I tried to find a paper comparing an ensemble of SVM to an ensemble of trees and I came up empty (after a quick search). I did find papers showing ensembles of SVMs outperforming a single SVM. I also found a comment on a paper claiming an ensemble of trees out outperformed a "Parallel Mixture of SVM" (see here: http://www.mitpressjournals.org/doi/abs/10.1162/089976604323...). Of course, that's not a great source.
I absolutely agree they should have included ensembles other than trees. I don't necessarily agree an ensemble of SVM would have beat an ensemble of trees. It would have been interesting to see.
I guess bagging is a different story. So far as I know bagging usually decreases variance with no bias penalty, so it is more a trade-off between variance and speed.
(The publisher asked the book's editor to stop distributing the whole PDF.)
Here's another one from Stanford: Mining of Massive Datasets http://infolab.stanford.edu/~ullman/mmds.html
Tom Mitchell's definition of machine learning algorithms as those that improve their performance at some task with experience is precisely the way in which humans go about learning what's necessary to perform the same tasks that formerly took thousands or millions of hours.
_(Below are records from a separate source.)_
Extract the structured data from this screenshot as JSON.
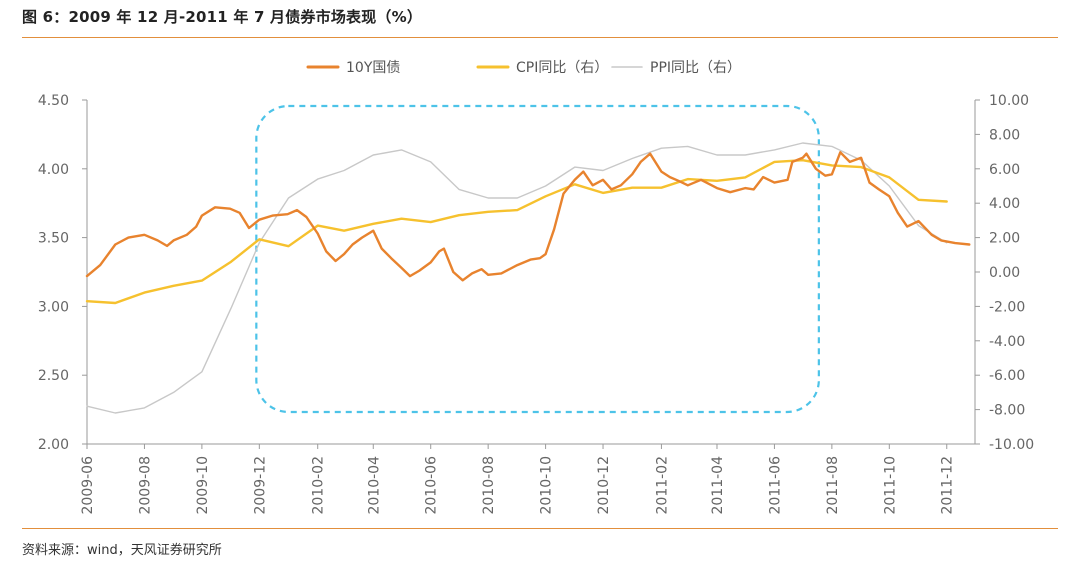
{
  "header": {
    "title": "图 6：2009 年 12 月-2011 年 7 月债券市场表现（%）"
  },
  "footer": {
    "source": "资料来源：wind，天风证券研究所"
  },
  "chart_data": {
    "type": "line",
    "title": "",
    "legend_position": "top-center",
    "grid": false,
    "x_ticks": [
      "2009-06",
      "2009-08",
      "2009-10",
      "2009-12",
      "2010-02",
      "2010-04",
      "2010-06",
      "2010-08",
      "2010-10",
      "2010-12",
      "2011-02",
      "2011-04",
      "2011-06",
      "2011-08",
      "2011-10",
      "2011-12"
    ],
    "x_range": [
      "2009-06-01",
      "2011-12-31"
    ],
    "left_axis": {
      "ylim": [
        2.0,
        4.5
      ],
      "ticks": [
        "2.00",
        "2.50",
        "3.00",
        "3.50",
        "4.00",
        "4.50"
      ]
    },
    "right_axis": {
      "ylim": [
        -10.0,
        10.0
      ],
      "ticks": [
        "-10.00",
        "-8.00",
        "-6.00",
        "-4.00",
        "-2.00",
        "0.00",
        "2.00",
        "4.00",
        "6.00",
        "8.00",
        "10.00"
      ]
    },
    "series": [
      {
        "name": "10Y国债",
        "axis": "left",
        "color": "#e8832e",
        "points": [
          [
            "2009-06-01",
            3.22
          ],
          [
            "2009-06-15",
            3.3
          ],
          [
            "2009-07-01",
            3.45
          ],
          [
            "2009-07-15",
            3.5
          ],
          [
            "2009-08-01",
            3.52
          ],
          [
            "2009-08-15",
            3.48
          ],
          [
            "2009-08-25",
            3.44
          ],
          [
            "2009-09-01",
            3.48
          ],
          [
            "2009-09-15",
            3.52
          ],
          [
            "2009-09-25",
            3.58
          ],
          [
            "2009-10-01",
            3.66
          ],
          [
            "2009-10-15",
            3.72
          ],
          [
            "2009-10-31",
            3.71
          ],
          [
            "2009-11-10",
            3.68
          ],
          [
            "2009-11-20",
            3.57
          ],
          [
            "2009-12-01",
            3.63
          ],
          [
            "2009-12-15",
            3.66
          ],
          [
            "2009-12-31",
            3.67
          ],
          [
            "2010-01-10",
            3.7
          ],
          [
            "2010-01-20",
            3.65
          ],
          [
            "2010-02-01",
            3.53
          ],
          [
            "2010-02-10",
            3.4
          ],
          [
            "2010-02-20",
            3.33
          ],
          [
            "2010-03-01",
            3.38
          ],
          [
            "2010-03-10",
            3.45
          ],
          [
            "2010-03-20",
            3.5
          ],
          [
            "2010-04-01",
            3.55
          ],
          [
            "2010-04-10",
            3.42
          ],
          [
            "2010-04-20",
            3.35
          ],
          [
            "2010-05-01",
            3.28
          ],
          [
            "2010-05-10",
            3.22
          ],
          [
            "2010-05-20",
            3.26
          ],
          [
            "2010-06-01",
            3.32
          ],
          [
            "2010-06-10",
            3.4
          ],
          [
            "2010-06-15",
            3.42
          ],
          [
            "2010-06-25",
            3.25
          ],
          [
            "2010-07-05",
            3.19
          ],
          [
            "2010-07-15",
            3.24
          ],
          [
            "2010-07-25",
            3.27
          ],
          [
            "2010-08-01",
            3.23
          ],
          [
            "2010-08-15",
            3.24
          ],
          [
            "2010-09-01",
            3.3
          ],
          [
            "2010-09-15",
            3.34
          ],
          [
            "2010-09-25",
            3.35
          ],
          [
            "2010-10-01",
            3.38
          ],
          [
            "2010-10-10",
            3.56
          ],
          [
            "2010-10-20",
            3.82
          ],
          [
            "2010-11-01",
            3.92
          ],
          [
            "2010-11-10",
            3.98
          ],
          [
            "2010-11-20",
            3.88
          ],
          [
            "2010-12-01",
            3.92
          ],
          [
            "2010-12-10",
            3.85
          ],
          [
            "2010-12-20",
            3.88
          ],
          [
            "2011-01-01",
            3.96
          ],
          [
            "2011-01-10",
            4.05
          ],
          [
            "2011-01-20",
            4.11
          ],
          [
            "2011-02-01",
            3.98
          ],
          [
            "2011-02-10",
            3.94
          ],
          [
            "2011-02-20",
            3.91
          ],
          [
            "2011-03-01",
            3.88
          ],
          [
            "2011-03-15",
            3.92
          ],
          [
            "2011-04-01",
            3.86
          ],
          [
            "2011-04-15",
            3.83
          ],
          [
            "2011-05-01",
            3.86
          ],
          [
            "2011-05-10",
            3.85
          ],
          [
            "2011-05-20",
            3.94
          ],
          [
            "2011-06-01",
            3.9
          ],
          [
            "2011-06-15",
            3.92
          ],
          [
            "2011-06-20",
            4.05
          ],
          [
            "2011-07-01",
            4.08
          ],
          [
            "2011-07-05",
            4.11
          ],
          [
            "2011-07-15",
            4.0
          ],
          [
            "2011-07-25",
            3.95
          ],
          [
            "2011-08-01",
            3.96
          ],
          [
            "2011-08-10",
            4.12
          ],
          [
            "2011-08-20",
            4.05
          ],
          [
            "2011-09-01",
            4.08
          ],
          [
            "2011-09-10",
            3.9
          ],
          [
            "2011-09-20",
            3.85
          ],
          [
            "2011-10-01",
            3.8
          ],
          [
            "2011-10-10",
            3.68
          ],
          [
            "2011-10-20",
            3.58
          ],
          [
            "2011-11-01",
            3.62
          ],
          [
            "2011-11-15",
            3.52
          ],
          [
            "2011-11-25",
            3.48
          ],
          [
            "2011-12-10",
            3.46
          ],
          [
            "2011-12-25",
            3.45
          ]
        ]
      },
      {
        "name": "CPI同比（右）",
        "axis": "right",
        "color": "#f6c12e",
        "points": [
          [
            "2009-06-01",
            -1.7
          ],
          [
            "2009-07-01",
            -1.8
          ],
          [
            "2009-08-01",
            -1.2
          ],
          [
            "2009-09-01",
            -0.8
          ],
          [
            "2009-10-01",
            -0.5
          ],
          [
            "2009-11-01",
            0.6
          ],
          [
            "2009-12-01",
            1.9
          ],
          [
            "2010-01-01",
            1.5
          ],
          [
            "2010-02-01",
            2.7
          ],
          [
            "2010-03-01",
            2.4
          ],
          [
            "2010-04-01",
            2.8
          ],
          [
            "2010-05-01",
            3.1
          ],
          [
            "2010-06-01",
            2.9
          ],
          [
            "2010-07-01",
            3.3
          ],
          [
            "2010-08-01",
            3.5
          ],
          [
            "2010-09-01",
            3.6
          ],
          [
            "2010-10-01",
            4.4
          ],
          [
            "2010-11-01",
            5.1
          ],
          [
            "2010-12-01",
            4.6
          ],
          [
            "2011-01-01",
            4.9
          ],
          [
            "2011-02-01",
            4.9
          ],
          [
            "2011-03-01",
            5.4
          ],
          [
            "2011-04-01",
            5.3
          ],
          [
            "2011-05-01",
            5.5
          ],
          [
            "2011-06-01",
            6.4
          ],
          [
            "2011-07-01",
            6.5
          ],
          [
            "2011-08-01",
            6.2
          ],
          [
            "2011-09-01",
            6.1
          ],
          [
            "2011-10-01",
            5.5
          ],
          [
            "2011-11-01",
            4.2
          ],
          [
            "2011-12-01",
            4.1
          ]
        ]
      },
      {
        "name": "PPI同比（右）",
        "axis": "right",
        "color": "#c8c8c8",
        "points": [
          [
            "2009-06-01",
            -7.8
          ],
          [
            "2009-07-01",
            -8.2
          ],
          [
            "2009-08-01",
            -7.9
          ],
          [
            "2009-09-01",
            -7.0
          ],
          [
            "2009-10-01",
            -5.8
          ],
          [
            "2009-11-01",
            -2.1
          ],
          [
            "2009-12-01",
            1.7
          ],
          [
            "2010-01-01",
            4.3
          ],
          [
            "2010-02-01",
            5.4
          ],
          [
            "2010-03-01",
            5.9
          ],
          [
            "2010-04-01",
            6.8
          ],
          [
            "2010-05-01",
            7.1
          ],
          [
            "2010-06-01",
            6.4
          ],
          [
            "2010-07-01",
            4.8
          ],
          [
            "2010-08-01",
            4.3
          ],
          [
            "2010-09-01",
            4.3
          ],
          [
            "2010-10-01",
            5.0
          ],
          [
            "2010-11-01",
            6.1
          ],
          [
            "2010-12-01",
            5.9
          ],
          [
            "2011-01-01",
            6.6
          ],
          [
            "2011-02-01",
            7.2
          ],
          [
            "2011-03-01",
            7.3
          ],
          [
            "2011-04-01",
            6.8
          ],
          [
            "2011-05-01",
            6.8
          ],
          [
            "2011-06-01",
            7.1
          ],
          [
            "2011-07-01",
            7.5
          ],
          [
            "2011-08-01",
            7.3
          ],
          [
            "2011-09-01",
            6.5
          ],
          [
            "2011-10-01",
            5.0
          ],
          [
            "2011-11-01",
            2.7
          ],
          [
            "2011-12-01",
            1.7
          ]
        ]
      }
    ],
    "annotations": [
      {
        "type": "dashed-box",
        "color": "#4dc3e8",
        "x_from": "2009-12-01",
        "x_to": "2011-07-15"
      }
    ]
  }
}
For highly dimensional problems, such as text classification (i.e., spam detection) or image classification (i.e., facial detection), it's almost impossible to hard code an algorithm to accomplish its goal without using machine learning. It's much easier to use a binary spam/not spam or face/not face labeling system that, given the attributes of the example, can learn which attributes beget that specific label. In other words, it's much easier for a learning system to determine what variables are important in the ultimate classification than trying to model the "true" function that gives rise to the labeling.
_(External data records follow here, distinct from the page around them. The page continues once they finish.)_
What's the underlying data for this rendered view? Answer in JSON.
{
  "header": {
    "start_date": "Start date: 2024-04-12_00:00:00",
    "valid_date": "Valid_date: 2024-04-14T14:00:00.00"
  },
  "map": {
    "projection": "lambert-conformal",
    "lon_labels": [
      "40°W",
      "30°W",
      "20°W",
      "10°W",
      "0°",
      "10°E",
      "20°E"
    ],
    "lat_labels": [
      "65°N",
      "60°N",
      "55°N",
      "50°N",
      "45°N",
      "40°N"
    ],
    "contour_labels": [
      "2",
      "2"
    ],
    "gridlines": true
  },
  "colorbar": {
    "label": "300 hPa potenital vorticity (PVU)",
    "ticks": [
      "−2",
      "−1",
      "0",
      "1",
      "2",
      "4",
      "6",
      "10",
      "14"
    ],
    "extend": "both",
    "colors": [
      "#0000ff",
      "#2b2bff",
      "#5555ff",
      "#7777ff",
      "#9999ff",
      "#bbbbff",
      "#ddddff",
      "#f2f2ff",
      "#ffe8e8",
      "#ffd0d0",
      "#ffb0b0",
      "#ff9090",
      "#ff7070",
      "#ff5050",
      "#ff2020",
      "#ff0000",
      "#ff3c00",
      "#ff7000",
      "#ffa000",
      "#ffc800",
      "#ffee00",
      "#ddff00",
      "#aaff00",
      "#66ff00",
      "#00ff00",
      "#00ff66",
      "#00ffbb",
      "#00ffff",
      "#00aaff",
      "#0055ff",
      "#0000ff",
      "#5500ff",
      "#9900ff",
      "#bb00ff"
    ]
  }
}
Probably also worth speculating on why this is happening NOW. Why is this breaking out of CS departments in 2011 and not 2002?
The datasets are new.
Bandwidth? Storage capacity? Computing power? All of the above?
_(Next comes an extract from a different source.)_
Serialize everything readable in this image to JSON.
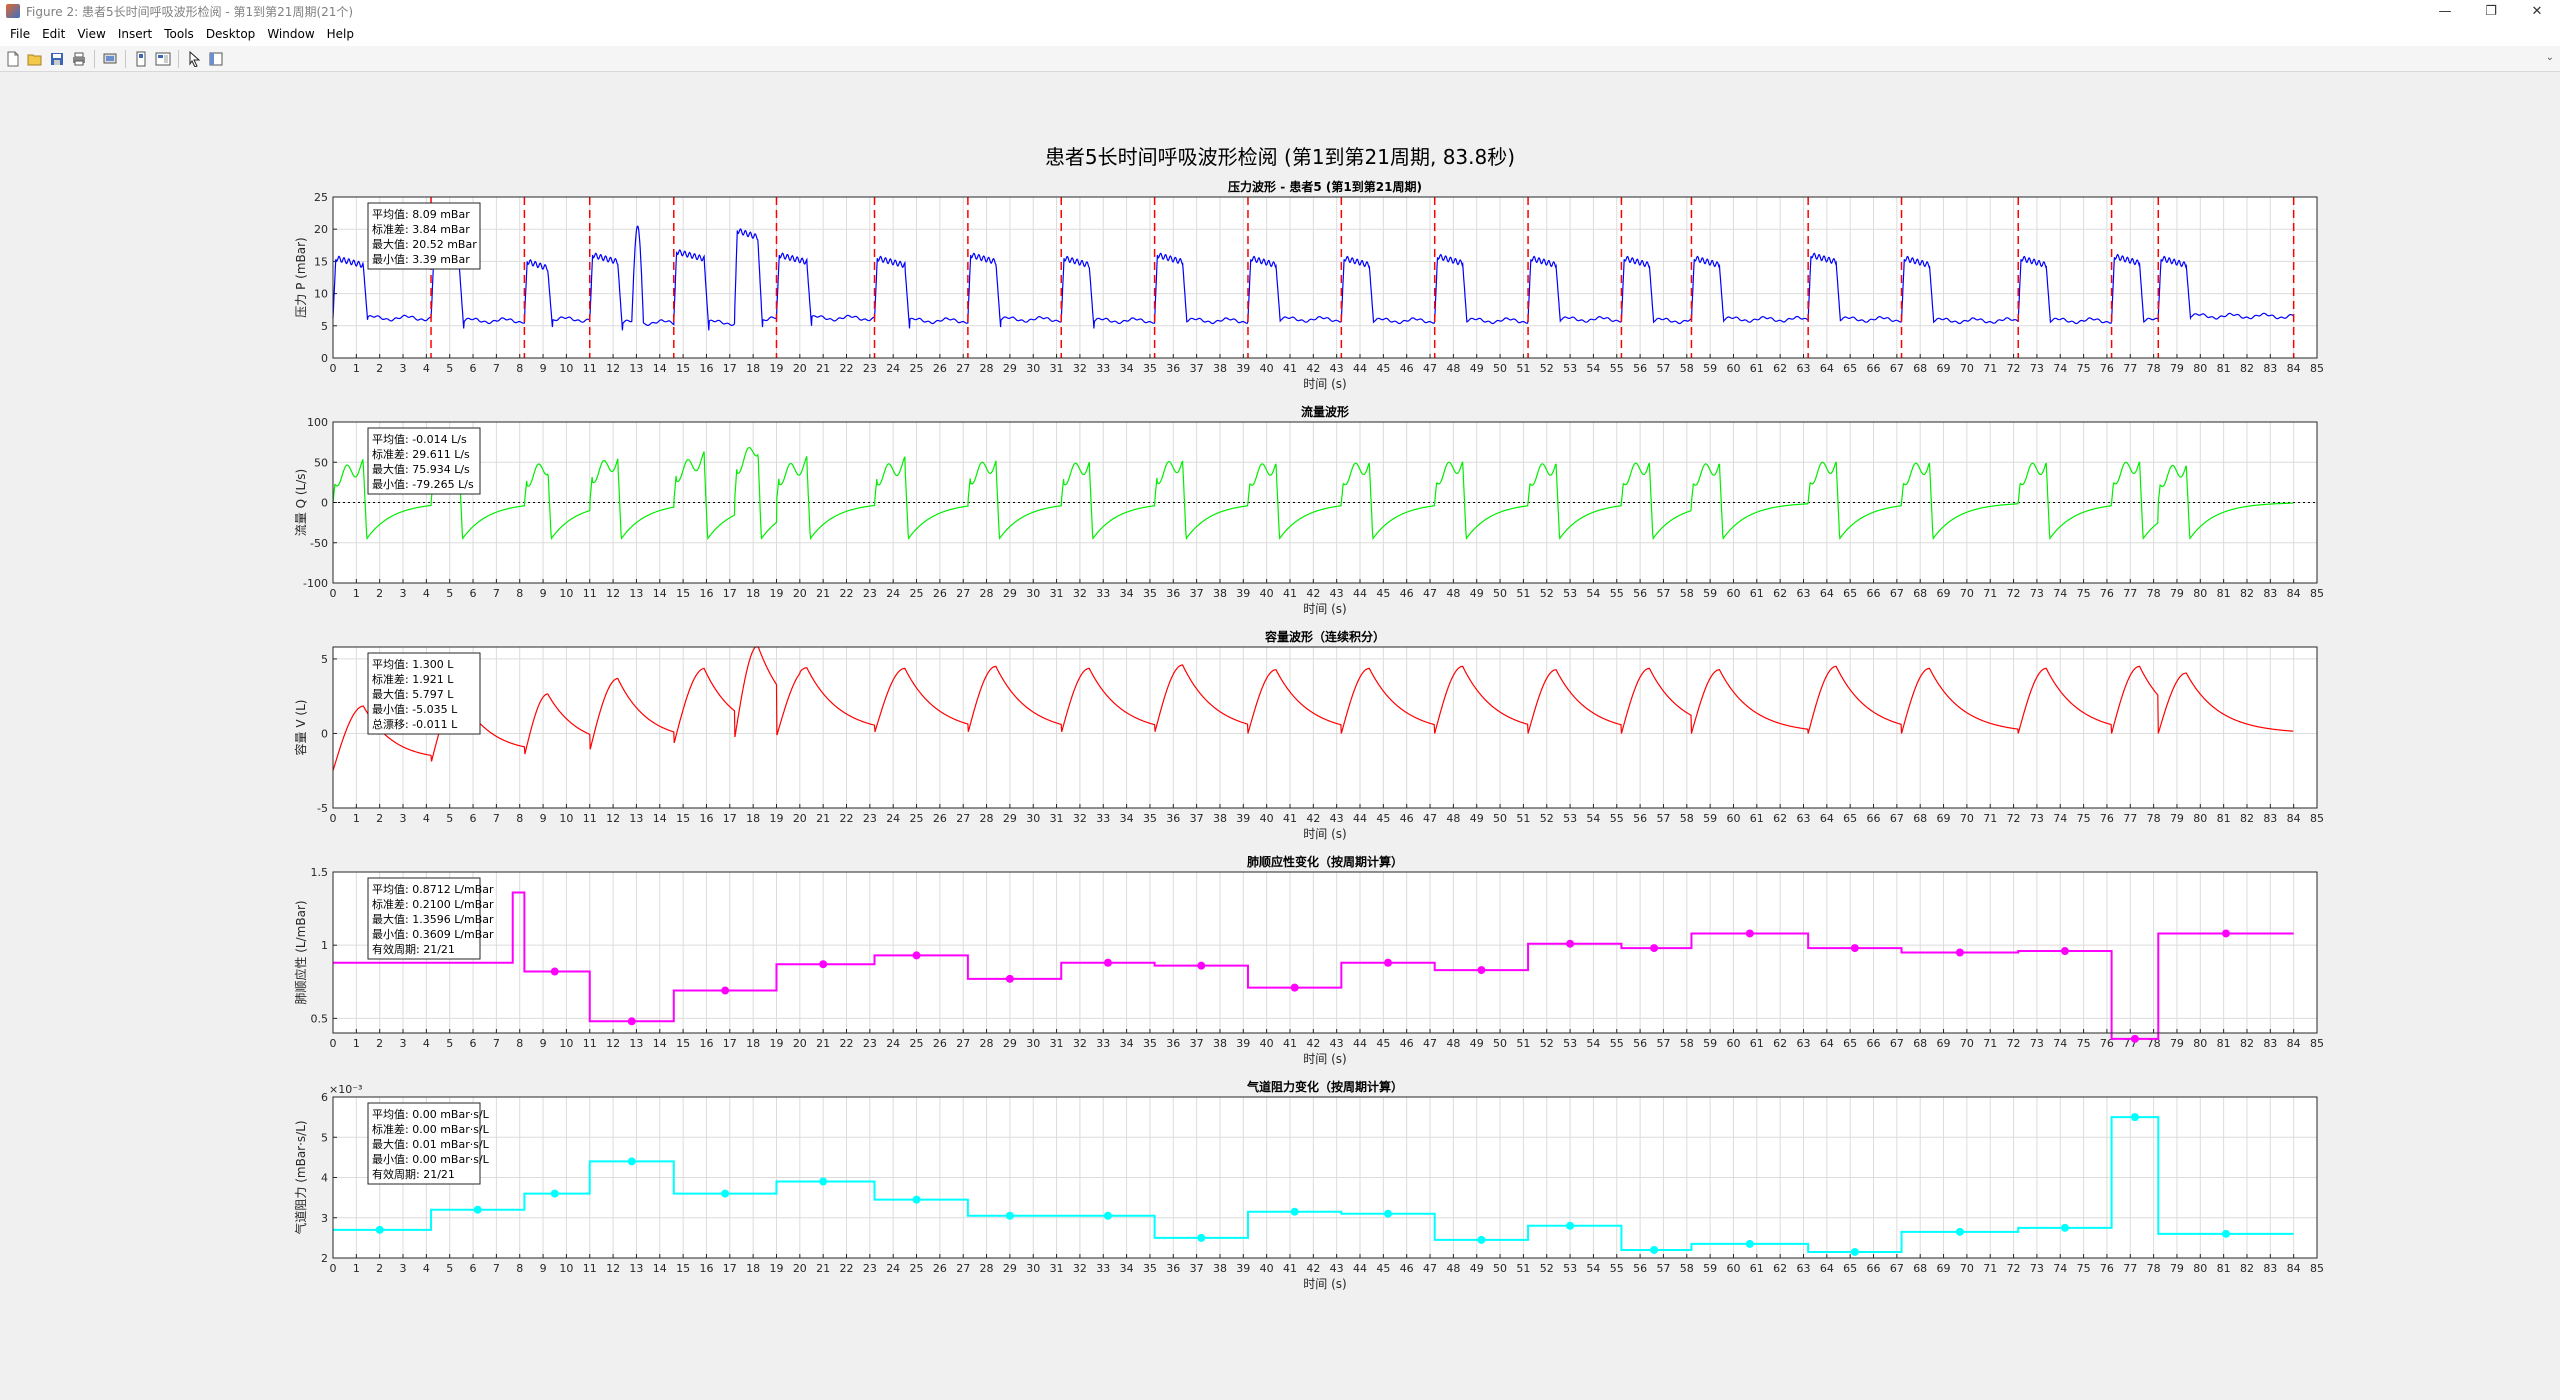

Edit: I know there seems to be a flash player component as well, but it's failing for me and can't get to the .mp4. Which doesn't speak well of the joker who cobbled the site together either.
http://171.64.93.201/ClassX/system/users/web/pg/view_subject...
Maybe now it's considered as a "distant learning standard"?
Also, requires Silverlight (which I don't fancy installing)
Edit: This is the Tom Mitchell that Andrew Ng refers to early on in the Stanford ML lectures (when defining Machine Learning)
He is the author of one of the must used texts on machine learning: "Machine Learning, Tom Mitchell, McGraw Hill, 1997."
* Feature selection, Overfitting, Bias-Variance tradeoff
Maybe one of the prof Mitchell's students can make the missing slides available online?